Un mystérieux regard à la longue-vue déclenche alors un duel métaphorique : Kat engage une bataille navale contre cet intrus invisible, une lutte de contrôle et de narration. Mais plus encore, ce sont les office sirens qui s’unissent, s’organisent et se réapproprient leur propre histoire face à l’écumeur de mer – figure métaphorique d’un capitalisme manipulateur et contrôlant qui n’a plus sa place.
La mise en scène bascule ensuite vers un studio sombre, où les décors se dévoilent et où Kat émerge comme une figure consciente de son propre théâtre. Entre plage nocturne et néons laser, le clip oscille entre réalité et performance, jusqu’à une sortie volontaire, ne laissant derrière elle que des fleurs artificielles et des ordinateurs fanés – traces persistantes d’un univers reconstruit, ironique et libérateur.

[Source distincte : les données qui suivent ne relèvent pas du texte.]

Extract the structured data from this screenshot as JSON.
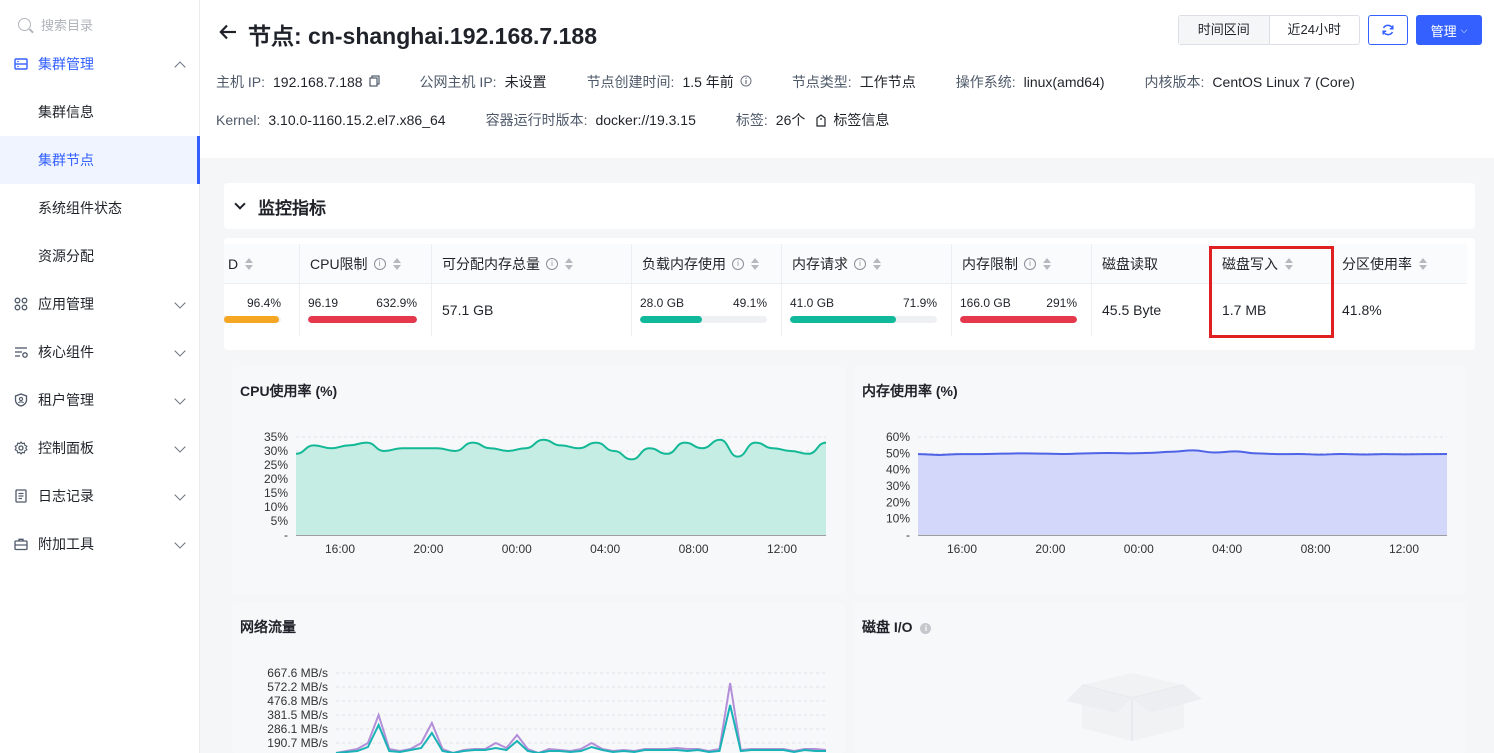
{
  "sidebar": {
    "search_placeholder": "搜索目录",
    "groups": [
      {
        "label": "集群管理",
        "icon": "cluster-icon",
        "expanded": true
      },
      {
        "label": "应用管理",
        "icon": "apps-icon"
      },
      {
        "label": "核心组件",
        "icon": "components-icon"
      },
      {
        "label": "租户管理",
        "icon": "tenant-icon"
      },
      {
        "label": "控制面板",
        "icon": "gear-icon"
      },
      {
        "label": "日志记录",
        "icon": "log-icon"
      },
      {
        "label": "附加工具",
        "icon": "toolbox-icon"
      }
    ],
    "sub_items": [
      {
        "label": "集群信息"
      },
      {
        "label": "集群节点",
        "active": true
      },
      {
        "label": "系统组件状态"
      },
      {
        "label": "资源分配"
      }
    ]
  },
  "header": {
    "title": "节点: cn-shanghai.192.168.7.188",
    "range_label": "时间区间",
    "range_value": "近24小时",
    "manage_label": "管理",
    "info": {
      "host_ip_label": "主机 IP:",
      "host_ip": "192.168.7.188",
      "public_ip_label": "公网主机 IP:",
      "public_ip": "未设置",
      "created_label": "节点创建时间:",
      "created": "1.5 年前",
      "type_label": "节点类型:",
      "type": "工作节点",
      "os_label": "操作系统:",
      "os": "linux(amd64)",
      "kernel_ver_label": "内核版本:",
      "kernel_ver": "CentOS Linux 7 (Core)",
      "kernel_label": "Kernel:",
      "kernel": "3.10.0-1160.15.2.el7.x86_64",
      "runtime_label": "容器运行时版本:",
      "runtime": "docker://19.3.15",
      "tags_label": "标签:",
      "tags_count": "26个",
      "tags_link": "标签信息"
    }
  },
  "monitor": {
    "title": "监控指标",
    "columns": [
      {
        "header": "D",
        "pct": "96.4%",
        "ratio": 0.964,
        "color": "#f5a623"
      },
      {
        "header": "CPU限制",
        "val": "96.19",
        "pct": "632.9%",
        "ratio": 1.0,
        "color": "#e5384d"
      },
      {
        "header": "可分配内存总量",
        "value": "57.1 GB"
      },
      {
        "header": "负载内存使用",
        "val": "28.0 GB",
        "pct": "49.1%",
        "ratio": 0.491,
        "color": "#10b99a"
      },
      {
        "header": "内存请求",
        "val": "41.0 GB",
        "pct": "71.9%",
        "ratio": 0.719,
        "color": "#10b99a"
      },
      {
        "header": "内存限制",
        "val": "166.0 GB",
        "pct": "291%",
        "ratio": 1.0,
        "color": "#e5384d"
      },
      {
        "header": "磁盘读取",
        "value": "45.5 Byte"
      },
      {
        "header": "磁盘写入",
        "value": "1.7 MB"
      },
      {
        "header": "分区使用率",
        "value": "41.8%"
      }
    ]
  },
  "charts": {
    "cpu": {
      "title": "CPU使用率 (%)",
      "color": "#13b896",
      "fill": "#c5ede4"
    },
    "mem": {
      "title": "内存使用率 (%)",
      "color": "#4f63e6",
      "fill": "#d3d8fb"
    },
    "net": {
      "title": "网络流量"
    },
    "disk": {
      "title": "磁盘 I/O"
    }
  },
  "chart_data": [
    {
      "type": "area",
      "title": "CPU使用率 (%)",
      "x_ticks": [
        "16:00",
        "20:00",
        "00:00",
        "04:00",
        "08:00",
        "12:00"
      ],
      "y_ticks": [
        "35%",
        "30%",
        "25%",
        "20%",
        "15%",
        "10%",
        "5%",
        "-"
      ],
      "ylim": [
        0,
        35
      ],
      "values": [
        29,
        32,
        31,
        32,
        33,
        30,
        31,
        31,
        31,
        30,
        33,
        31,
        30,
        31,
        34,
        32,
        31,
        33,
        30,
        27,
        31,
        29,
        33,
        31,
        34,
        28,
        33,
        31,
        30,
        29,
        33
      ]
    },
    {
      "type": "area",
      "title": "内存使用率 (%)",
      "x_ticks": [
        "16:00",
        "20:00",
        "00:00",
        "04:00",
        "08:00",
        "12:00"
      ],
      "y_ticks": [
        "60%",
        "50%",
        "40%",
        "30%",
        "20%",
        "10%",
        "-"
      ],
      "ylim": [
        0,
        60
      ],
      "values": [
        49.5,
        49,
        49.5,
        49.5,
        49.8,
        50,
        49.8,
        49.6,
        50,
        50.2,
        50,
        50.3,
        51,
        51.8,
        50.5,
        51.2,
        50,
        49.5,
        49.6,
        49.2,
        49.6,
        49.3,
        49.5,
        49.4,
        49.5,
        49.6
      ]
    },
    {
      "type": "line",
      "title": "网络流量",
      "y_ticks": [
        "667.6 MB/s",
        "572.2 MB/s",
        "476.8 MB/s",
        "381.5 MB/s",
        "286.1 MB/s",
        "190.7 MB/s"
      ]
    }
  ]
}
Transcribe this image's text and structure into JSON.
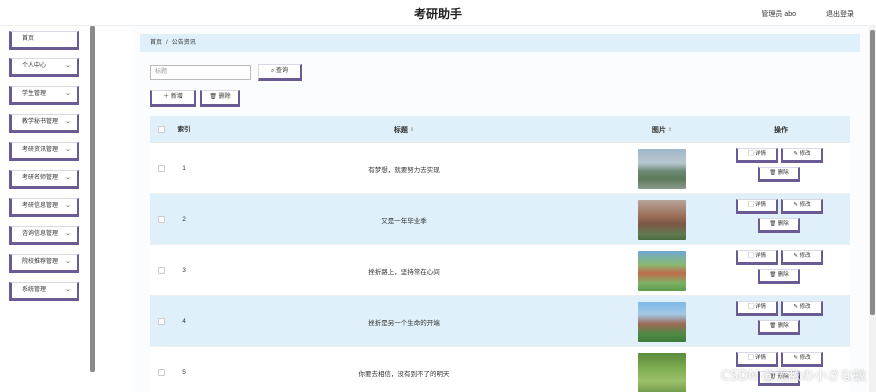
{
  "header": {
    "title": "考研助手",
    "user": "管理员 abo",
    "logout": "退出登录"
  },
  "sidebar": {
    "items": [
      {
        "label": "首页",
        "has_children": false
      },
      {
        "label": "个人中心",
        "has_children": true
      },
      {
        "label": "学生管理",
        "has_children": true
      },
      {
        "label": "教学秘书管理",
        "has_children": true
      },
      {
        "label": "考研资讯管理",
        "has_children": true
      },
      {
        "label": "考研名师管理",
        "has_children": true
      },
      {
        "label": "考研信息管理",
        "has_children": true
      },
      {
        "label": "咨询信息管理",
        "has_children": true
      },
      {
        "label": "院校推荐管理",
        "has_children": true
      },
      {
        "label": "系统管理",
        "has_children": true
      }
    ]
  },
  "breadcrumb": {
    "home": "首页",
    "separator": "/",
    "current": "公告资讯"
  },
  "search": {
    "placeholder": "标题",
    "button": "查询"
  },
  "toolbar": {
    "add": "新增",
    "delete": "删除"
  },
  "table": {
    "columns": {
      "index": "索引",
      "title": "标题",
      "image": "图片",
      "actions": "操作"
    },
    "actions": {
      "detail": "详情",
      "edit": "修改",
      "delete": "删除"
    },
    "rows": [
      {
        "index": "1",
        "title": "有梦想，就要努力去实现"
      },
      {
        "index": "2",
        "title": "又是一年毕业季"
      },
      {
        "index": "3",
        "title": "挫折路上，坚持常在心间"
      },
      {
        "index": "4",
        "title": "挫折是另一个生命的开端"
      },
      {
        "index": "5",
        "title": "你要去相信，没有到不了的明天"
      }
    ]
  },
  "watermark": "CSDN @无敌の小さな蚊"
}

CRÉDITS MUSIQUE Musique Kat Pereira Réalisation Kat Pereira et Félix Petit Mixage Jean-Bruno Pinard Matriçage Gabriel Meunier Paroles Kat Pereira Batterie Guillaume Picard Synth bass Paul Lamontagne Claviers et guitares Kat Pereira Percussions Nicolas Lafortune IRSC FR-X87-25-00126 Distribution Happy Life via Believe CRÉDITS CLIP Idéation Kat Pereira et Juliette Balthazard Réalisation Juliette Balthazard Direction de la photographie Alexia Toman et Clarence de Bayser Machiniste Sandrine Maltais Éclairagiste Andréa Thibault Direction artistique Alicia Tremblay et Kat Pereira Effets visuels Clarence de Bayser Coiffure et maquillage Juliette Morgane Costumes Kat Pereira Assistance à la production Emma Glaude, Marie-Josée Pereira, Eric Lemay Montage Raphaëlle Fortin Colorisation Alexis Bouffard-Dumas Graphisme Charlotte Desnoyers
À PROPOS
Kat Pereira est une artiste multi-instrumentiste montréalaise et synesthète. Connue comme claviériste, guitariste, bassiste, flûtiste et choriste dans différentes formations dont Alfa Rococo, Eli Rose, Alex Nevsky, Laura Niquay, Noé Lira, Laraw, elle retire son costume de caméléon et se présente en toute authenticité sous une électro-pop alternative lumineuse et maximaliste inspirée par les reines Erykah Badu, Hiatus Kaiyote et Saya Gray. Kat Pereira allie poésie engagée et mélodies accrocheuses pour explorer des thèmes à la fois intimes et universels : colonialisme, féminisme, quête d’identité. Avec Félix Petit (Les Louanges, Hubert Lenoir, Ariane Roy) à ses côtés, elle prépare la sortie de vert de lichen, son premier album aux teintes vert pâle du ré bémol. Elle s’est fait remarquer du grand public en atteignant la finale des Francouvertes, prestigieux concours musical montréalais. Sur scène, elle est accompagnée de ses allié.es inestimables Marie Gilaine Louis, Paul Lamontagne et Guillaume Picard. Le groupe présente un univers unique, maximaliste et éclatant où se chevauchent soul, hyperpop, jazz et musique électronique, s’inscrivant dans une ère où les gens ont besoin d’un peu de lumière, de désinvolture et de bons beats pour s’inventer un demain un peu plus doux.